Schools in Jammu and Kashmir reopened on Monday but there was only thin attendance, as hardline Hurriyat Conference leader Syed Ali Shah Geelani had given a strike call and asked students to keep away.

Mr. Geelani had termed the government initiative a “drama.”

The educational institutions had remained closed in Srinagar and other parts of the Valley for over 100 days.

The authorities had imposed curfew here and arranged buses for ferrying teachers and students at various places. However, except in a few schools, there was almost no attendance, and parents preferred not to risk the security of their wards. Almost all the government schools were open but hardly any student turned up.

In the civil lines of Srinagar, some prominent schools opened but the attendance was poor. Missionary schools Tyndale Biscoe School, Burn Hall and Presentation Convent reopened with tight security outside their premises. “But the attendance was thin,” school officials said. In Biscoe and Mallinson School, only 150 out of 6,000 turned up. Similarly, 80 students came to the Presentation Convent, where 3,000 are enrolled. At Burn Hall School, 200 of over 2,000 students turned up. Similarly, at Women's College M.A. Road, the attendance was negligible, with not more than 100 girls turning up as against the 4,500 students enrolled. The Kothibagh Girls School saw only 12 students of 3,000 attending, while the Amira Kadal Girls School saw 20 students turning up against 2,500.

The Islamia College of Science and Commerce was also deserted with only 12 students coming to receive examination forms. Here, 5,500 are on the rolls. A visit to some parts of Srinagar revealed that staff had reported for duty at government schools but there were no students. Most of the private schools were locked.

Bus drivers injured

The Delhi Public School was closed after some drivers of their buses were injured in stone-throwing.

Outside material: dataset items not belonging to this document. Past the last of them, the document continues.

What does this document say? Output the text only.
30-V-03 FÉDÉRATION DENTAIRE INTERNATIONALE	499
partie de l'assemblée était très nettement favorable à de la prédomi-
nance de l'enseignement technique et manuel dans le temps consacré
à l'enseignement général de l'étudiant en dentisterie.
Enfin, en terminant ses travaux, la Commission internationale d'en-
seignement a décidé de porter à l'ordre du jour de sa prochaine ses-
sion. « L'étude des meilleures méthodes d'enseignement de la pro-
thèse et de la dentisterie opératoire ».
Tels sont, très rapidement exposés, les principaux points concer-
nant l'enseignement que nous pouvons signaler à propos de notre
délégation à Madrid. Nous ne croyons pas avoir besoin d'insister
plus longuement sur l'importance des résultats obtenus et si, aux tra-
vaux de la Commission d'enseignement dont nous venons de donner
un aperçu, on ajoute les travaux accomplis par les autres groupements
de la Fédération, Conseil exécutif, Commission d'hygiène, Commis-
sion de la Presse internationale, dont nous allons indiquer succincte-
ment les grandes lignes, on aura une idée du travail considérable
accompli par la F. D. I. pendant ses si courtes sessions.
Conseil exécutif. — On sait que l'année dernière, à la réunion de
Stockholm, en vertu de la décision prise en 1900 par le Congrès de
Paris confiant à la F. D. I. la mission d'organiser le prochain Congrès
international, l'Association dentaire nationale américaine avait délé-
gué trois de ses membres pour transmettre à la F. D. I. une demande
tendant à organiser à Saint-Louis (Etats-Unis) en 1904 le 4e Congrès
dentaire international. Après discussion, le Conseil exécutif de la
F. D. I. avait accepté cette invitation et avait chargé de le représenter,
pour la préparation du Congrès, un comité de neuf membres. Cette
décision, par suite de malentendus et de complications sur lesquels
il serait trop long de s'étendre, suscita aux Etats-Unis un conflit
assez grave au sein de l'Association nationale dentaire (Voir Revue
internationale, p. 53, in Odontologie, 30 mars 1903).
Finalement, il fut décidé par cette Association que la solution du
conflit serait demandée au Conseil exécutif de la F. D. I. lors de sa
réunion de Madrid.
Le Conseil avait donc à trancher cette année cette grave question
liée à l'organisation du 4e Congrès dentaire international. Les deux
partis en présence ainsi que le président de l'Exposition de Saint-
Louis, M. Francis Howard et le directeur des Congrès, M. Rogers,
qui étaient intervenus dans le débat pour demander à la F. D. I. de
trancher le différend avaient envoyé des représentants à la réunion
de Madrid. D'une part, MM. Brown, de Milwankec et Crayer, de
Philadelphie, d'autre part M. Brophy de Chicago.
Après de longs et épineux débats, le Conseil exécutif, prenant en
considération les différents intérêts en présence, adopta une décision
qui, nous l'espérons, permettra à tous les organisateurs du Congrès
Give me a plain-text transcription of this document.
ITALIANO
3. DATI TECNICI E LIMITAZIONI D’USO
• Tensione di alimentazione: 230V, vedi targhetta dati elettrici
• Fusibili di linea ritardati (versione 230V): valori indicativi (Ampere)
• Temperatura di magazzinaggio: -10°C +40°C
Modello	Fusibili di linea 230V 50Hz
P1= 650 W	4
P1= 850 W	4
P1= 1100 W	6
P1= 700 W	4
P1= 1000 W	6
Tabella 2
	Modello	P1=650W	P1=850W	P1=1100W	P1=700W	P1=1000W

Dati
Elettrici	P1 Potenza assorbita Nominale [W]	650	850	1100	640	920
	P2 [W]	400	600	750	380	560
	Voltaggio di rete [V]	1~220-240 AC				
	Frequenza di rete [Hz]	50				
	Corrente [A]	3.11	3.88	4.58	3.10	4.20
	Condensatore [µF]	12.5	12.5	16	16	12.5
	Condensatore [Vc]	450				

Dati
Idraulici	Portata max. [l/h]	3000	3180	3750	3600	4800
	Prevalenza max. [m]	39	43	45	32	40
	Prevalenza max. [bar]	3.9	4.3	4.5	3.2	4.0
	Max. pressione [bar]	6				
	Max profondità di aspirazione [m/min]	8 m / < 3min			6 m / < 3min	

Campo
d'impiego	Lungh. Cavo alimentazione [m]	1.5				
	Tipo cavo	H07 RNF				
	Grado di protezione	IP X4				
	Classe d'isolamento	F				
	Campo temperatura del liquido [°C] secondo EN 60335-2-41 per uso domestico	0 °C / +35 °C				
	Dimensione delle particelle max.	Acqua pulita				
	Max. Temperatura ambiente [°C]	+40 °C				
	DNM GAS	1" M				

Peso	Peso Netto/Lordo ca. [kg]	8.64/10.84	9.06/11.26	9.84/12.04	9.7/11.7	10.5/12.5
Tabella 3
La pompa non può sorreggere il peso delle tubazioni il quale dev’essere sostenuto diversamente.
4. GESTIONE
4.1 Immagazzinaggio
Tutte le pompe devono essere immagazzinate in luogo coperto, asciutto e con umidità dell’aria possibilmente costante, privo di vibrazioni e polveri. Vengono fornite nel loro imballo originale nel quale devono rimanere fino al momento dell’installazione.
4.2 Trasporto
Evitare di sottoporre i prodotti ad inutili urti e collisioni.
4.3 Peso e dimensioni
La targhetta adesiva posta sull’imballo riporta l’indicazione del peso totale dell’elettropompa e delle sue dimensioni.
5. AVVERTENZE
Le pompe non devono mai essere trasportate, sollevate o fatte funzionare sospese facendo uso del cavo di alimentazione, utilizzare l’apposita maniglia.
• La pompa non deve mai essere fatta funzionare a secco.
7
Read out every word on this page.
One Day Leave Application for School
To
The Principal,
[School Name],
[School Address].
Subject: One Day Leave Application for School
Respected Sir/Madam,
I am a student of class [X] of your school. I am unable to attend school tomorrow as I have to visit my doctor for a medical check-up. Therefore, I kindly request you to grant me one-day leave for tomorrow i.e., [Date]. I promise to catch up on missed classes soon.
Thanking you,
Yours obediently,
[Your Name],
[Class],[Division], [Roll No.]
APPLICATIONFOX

One private school, which was repeatedly featured on TV channels, had to face threats from angry youth. The Private School Co-ordination Committee refused to give details, but sources said most of the private schools under this body were closed.

Parents were worried about the safety of their children. “How can I send my child to school when there is curfew and stone-throwing,” asked Zahoor Ahmad.

In South Kashmir too, most of the schools in towns saw close to nil attendance though the teachers had come. In many rural areas, the schools had been functioning during the turmoil as well. In Budgam also the situation was the same and some schools were forcibly closed by youth.

In North Kashmir, the situation was no different with main private institutions closed in Baramulla town. Likewise in Kupwara private institutions were closed.

In Tangmarg, however, Mohammadia Public School, Hanfia Model School and many others resumed work. The market was also open. In Bandipore, stones were hurled at the Girls Higher Secondary in Naberpora after some teachers attempted to resume work.

Government teachers said they had to “obey the orders” irrespective of whether students came or not.

Expressing satisfaction over the reopening of educational institutions across the Kashmir Valley, Minister for Education Peerzada Mohammad Sayeed said that in all 80 per cent students attended schools in rural areas whereas urban centres recorded a 30 to 40 per cent attendance. In Srinagar, he said 28 per cent students turned up in government and private institutions.

Appeal

The Minister appealed to those opposing the move to open educational institutions not to harass those who wanted to pursue their studies.

Terming the opening of schools as a good beginning, the Minister said that politicisation of the issue should be avoided. “We cannot afford to derive any political gain from the opening of schools, as the issue concerns the future of lakhs of students,” he said.